Researchers from Harvard Medical School used machine learning to discover that livers and kidneys respond to chemical toxins in nine distinct ways, including with decreased levels of red blood cells. The researchers used an unsupervised machine learning algorithm to analyze a publicly available dataset of the effects of 160 different chemical compounds, including commons ones such as ibuprofen, in rats. Human patients often have to stop taking medication because of adverse side effects, such as internal bleeding, but this research could eventually help inform treatment strategies such as dosing schedules to reduce the likelihood of adverse effects.

6. Detecting Water Leaks with the Internet of Things and AI

Atlantis Casino Resort Spa in Nevada has combined smart-metering devices and AI to detect water leaks and reduce its water consumption. The system analyzes the resort’s water usage for irregularities, alerting the maintenance staff when it finds a leak, such as when it detected a burst pipe behind the wall of a spa, so staff can quickly address the problem. The system has helped the resort realize nearly $40,000 in savings since last year.

7. Predicting Indicators of Alzheimer’s

Researchers from IBM have developed a machine learning model that analyzes blood samples to predict if a person will display indicators of Alzheimer’s disease in their spinal fluid. People with Alzheimer’s disease display signs of the disease in their spinal fluid before exhibiting traditional symptoms, but finding the biomarkers in spinal fluid can require invasive tests. The researcher’s model predicts the level of amyloid-beta, a peptide in spinal fluid linked to Alzheimer’s, by identifying sets of proteins in blood without ever having to extract spinal fluid.

8. Predicting Trucking Maintenance

NFI Industries Inc., a trucking, logistics, and supply chain company, is using AI to determine when components in its nearly 13,000 tractors and trailers will need adjusting or replacing. NFI collects data from multiple sources, including repair logs, payload weights, and the braking styles of individual drivers. Noodle.ai, a San Francisco-based startup, then analyses this data to help NFI make decisions such as when to adjust brakes or replace filters.

9. Estimating How Much Carbon a Forest Stores

San Francisco startup Pachama has developed technology that uses machine learning to analyze satellite, drone, and LIDAR images to measure forests used for carbon offsets. Measuring the carbon storing potential of a forest typically requires humans to physically measure and count the number of trees in a plot, which can be time consuming. Pachama’s technology analyzes images to estimate the carbon storage potential of forests and verifies the predictions with drones.

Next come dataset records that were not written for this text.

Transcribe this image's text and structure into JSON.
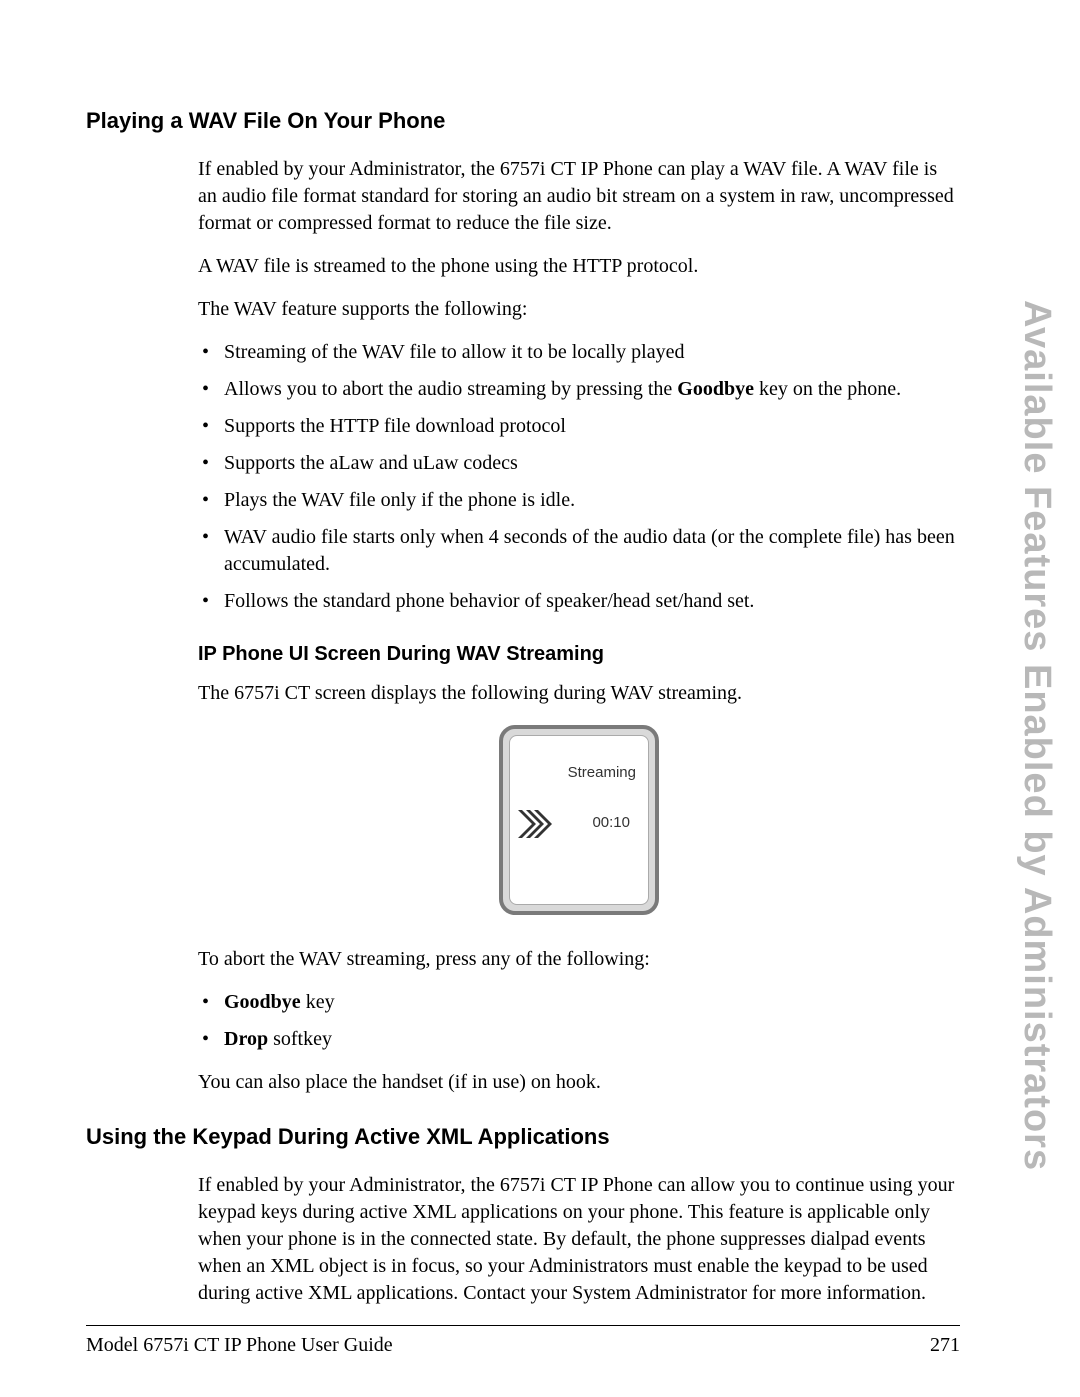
{
  "sidebar_label": "Available Features Enabled by Administrators",
  "section1": {
    "heading": "Playing a WAV File On Your Phone",
    "p1": "If enabled by your Administrator, the 6757i CT IP Phone can play a WAV file. A WAV file is an audio file format standard for storing an audio bit stream on a system in raw, uncompressed format or compressed format to reduce the file size.",
    "p2": "A WAV file is streamed to the phone using the HTTP protocol.",
    "p3": "The WAV feature supports the following:",
    "bullets": [
      "Streaming of the WAV file to allow it to be locally played",
      "Allows you to abort the audio streaming by pressing the Goodbye key on the phone.",
      "Supports the HTTP file download protocol",
      "Supports the aLaw and uLaw codecs",
      "Plays the WAV file only if the phone is idle.",
      "WAV audio file starts only when 4 seconds of the audio data (or the complete file) has been accumulated.",
      "Follows the standard phone behavior of speaker/head set/hand set."
    ],
    "sub_heading": "IP Phone UI Screen During WAV Streaming",
    "p4": "The 6757i CT screen displays the following during WAV streaming.",
    "screen": {
      "label": "Streaming",
      "time": "00:10"
    },
    "p5": "To abort the WAV streaming, press any of the following:",
    "abort_bullets_raw": [
      "Goodbye key",
      "Drop softkey"
    ],
    "abort_prefix": {
      "b1": "Goodbye",
      "b1_rest": " key",
      "b2": "Drop",
      "b2_rest": " softkey"
    },
    "p6": "You can also place the handset (if in use) on hook."
  },
  "goodbye_word": "Goodbye",
  "bullet2_part_a": "Allows you to abort the audio streaming by pressing the ",
  "bullet2_part_c": " key on the phone.",
  "section2": {
    "heading": "Using the Keypad During Active XML Applications",
    "p1": "If enabled by your Administrator, the 6757i CT IP Phone can allow you to continue using your keypad keys during active XML applications on your phone. This feature is applicable only when your phone is in the connected state. By default, the phone suppresses dialpad events when an XML object is in focus, so your Administrators must enable the keypad to be used during active XML applications. Contact your System Administrator for more information."
  },
  "footer": {
    "left": "Model 6757i CT IP Phone User Guide",
    "right": "271"
  }
}
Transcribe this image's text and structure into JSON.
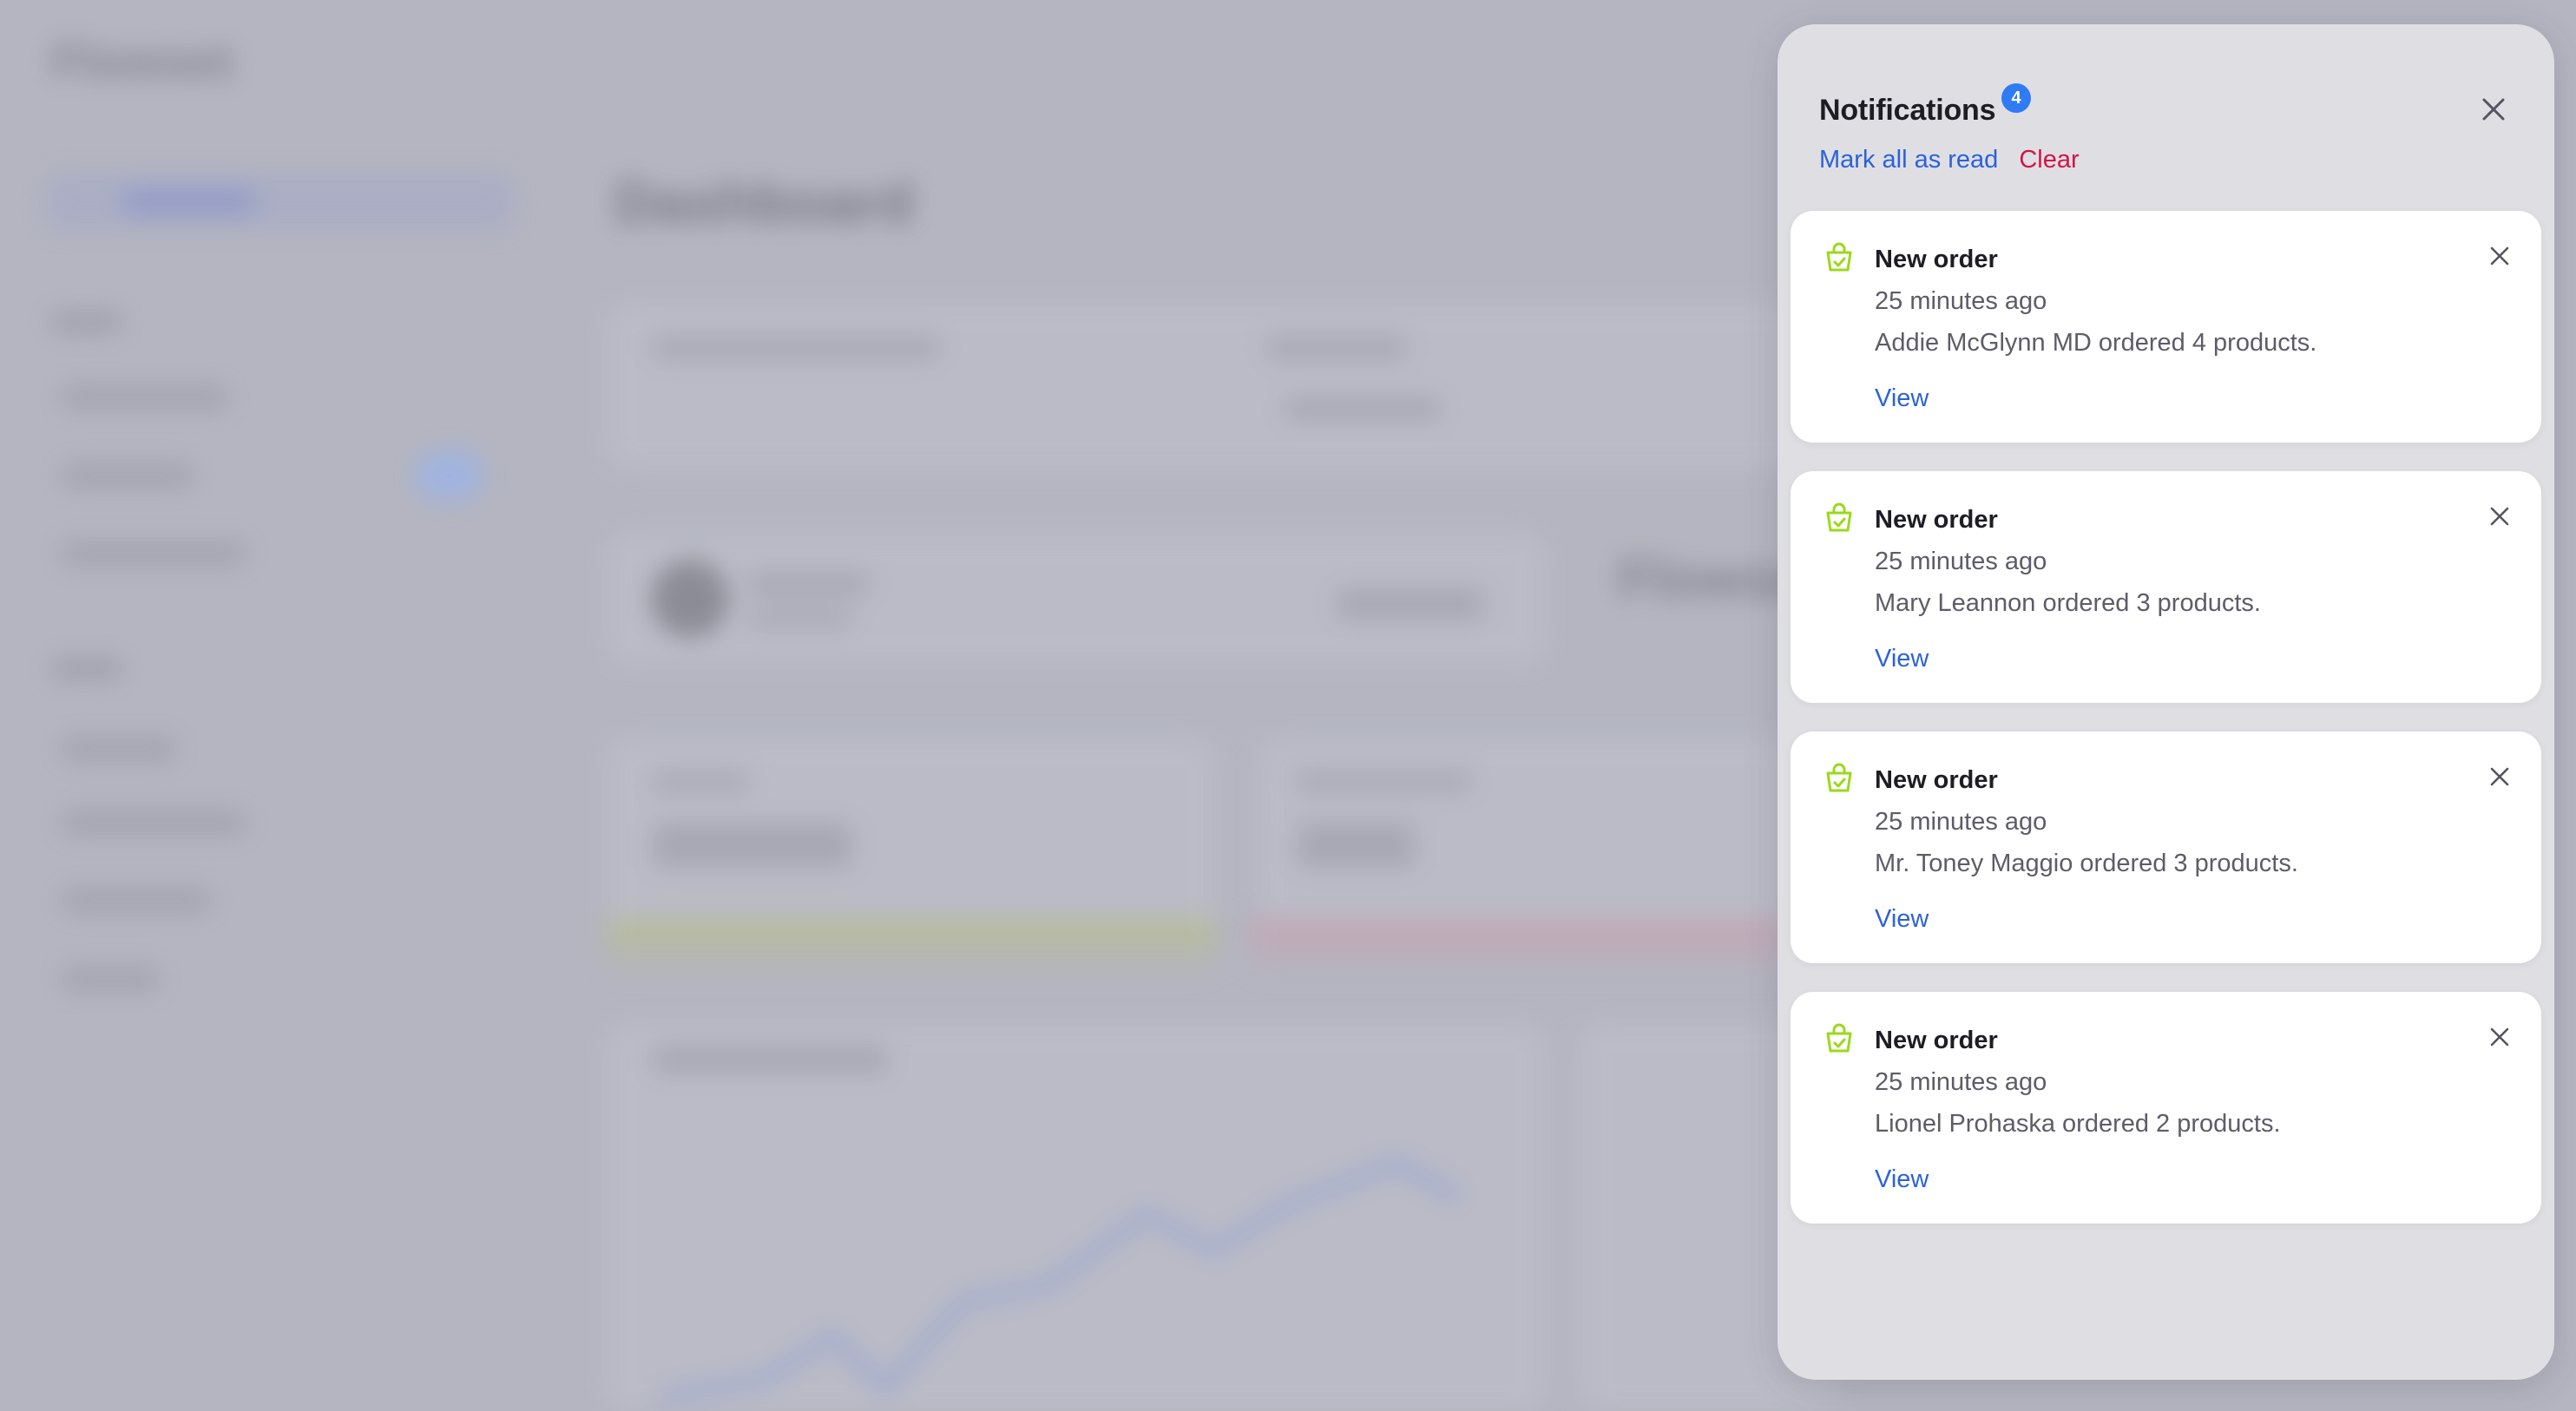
{
  "background": {
    "logo": "Flowset",
    "page_title": "Dashboard"
  },
  "drawer": {
    "title": "Notifications",
    "unread_count": "4",
    "mark_all_label": "Mark all as read",
    "clear_label": "Clear",
    "close_icon": "close-icon",
    "colors": {
      "badge": "#2f7bf6",
      "link": "#2b62d9",
      "clear": "#d01548",
      "order_icon": "#9bd81c"
    }
  },
  "notifications": [
    {
      "icon": "shopping-bag-icon",
      "title": "New order",
      "time": "25 minutes ago",
      "body": "Addie McGlynn MD ordered 4 products.",
      "action": "View"
    },
    {
      "icon": "shopping-bag-icon",
      "title": "New order",
      "time": "25 minutes ago",
      "body": "Mary Leannon ordered 3 products.",
      "action": "View"
    },
    {
      "icon": "shopping-bag-icon",
      "title": "New order",
      "time": "25 minutes ago",
      "body": "Mr. Toney Maggio ordered 3 products.",
      "action": "View"
    },
    {
      "icon": "shopping-bag-icon",
      "title": "New order",
      "time": "25 minutes ago",
      "body": "Lionel Prohaska ordered 2 products.",
      "action": "View"
    }
  ]
}
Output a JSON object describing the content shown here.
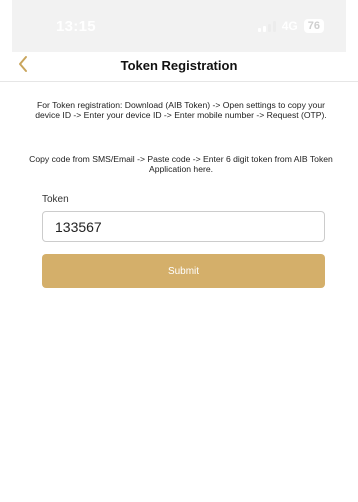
{
  "status_bar": {
    "time": "13:15",
    "network": "4G",
    "battery": "76"
  },
  "nav": {
    "back_icon": "chevron-left-icon",
    "title": "Token Registration"
  },
  "instructions": {
    "step1": "For Token registration: Download (AIB Token) -> Open settings to copy your device ID -> Enter your device ID -> Enter mobile number -> Request (OTP).",
    "step2": "Copy code from SMS/Email -> Paste code -> Enter 6 digit token from AIB Token Application here."
  },
  "form": {
    "token_label": "Token",
    "token_value": "133567",
    "submit_label": "Submit"
  },
  "colors": {
    "accent": "#d4af6a",
    "back_icon": "#c9a55c"
  }
}
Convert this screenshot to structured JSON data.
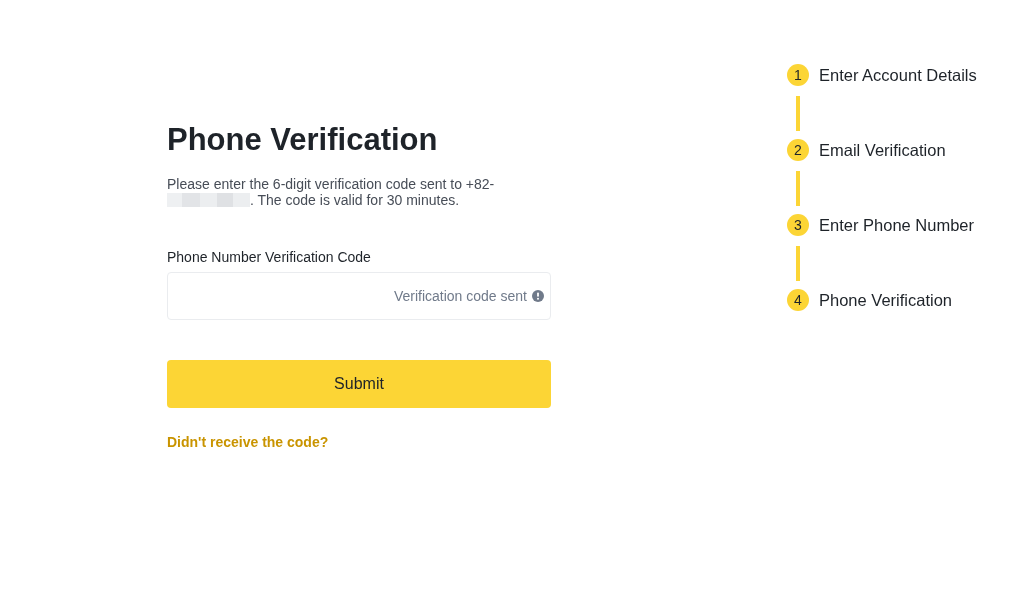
{
  "title": "Phone Verification",
  "description": {
    "line_1": "Please enter the 6-digit verification code sent to +82-",
    "phone_redacted": true,
    "line_2": ". The code is valid for 30 minutes."
  },
  "code_field": {
    "label": "Phone Number Verification Code",
    "status": "Verification code sent"
  },
  "submit_button": "Submit",
  "resend_link": "Didn't receive the code?",
  "steps": [
    {
      "number": "1",
      "label": "Enter Account Details"
    },
    {
      "number": "2",
      "label": "Email Verification"
    },
    {
      "number": "3",
      "label": "Enter Phone Number"
    },
    {
      "number": "4",
      "label": "Phone Verification"
    }
  ]
}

10. Using Supercomputers to Keep the Mustang Cool and Fast

Ford used supercomputers to design the optimum shape in terms of aerodynamics and cooling for its new GT500 Mustang, helping the vehicle stay cool while its 700 horsepower V8 engine generates significant amounts of heat. The supercomputer helped find the optimum size of the grille area as well as the ideal placement of cooling components while calculating how air would flow through the grille and affect the car’s wind resistance.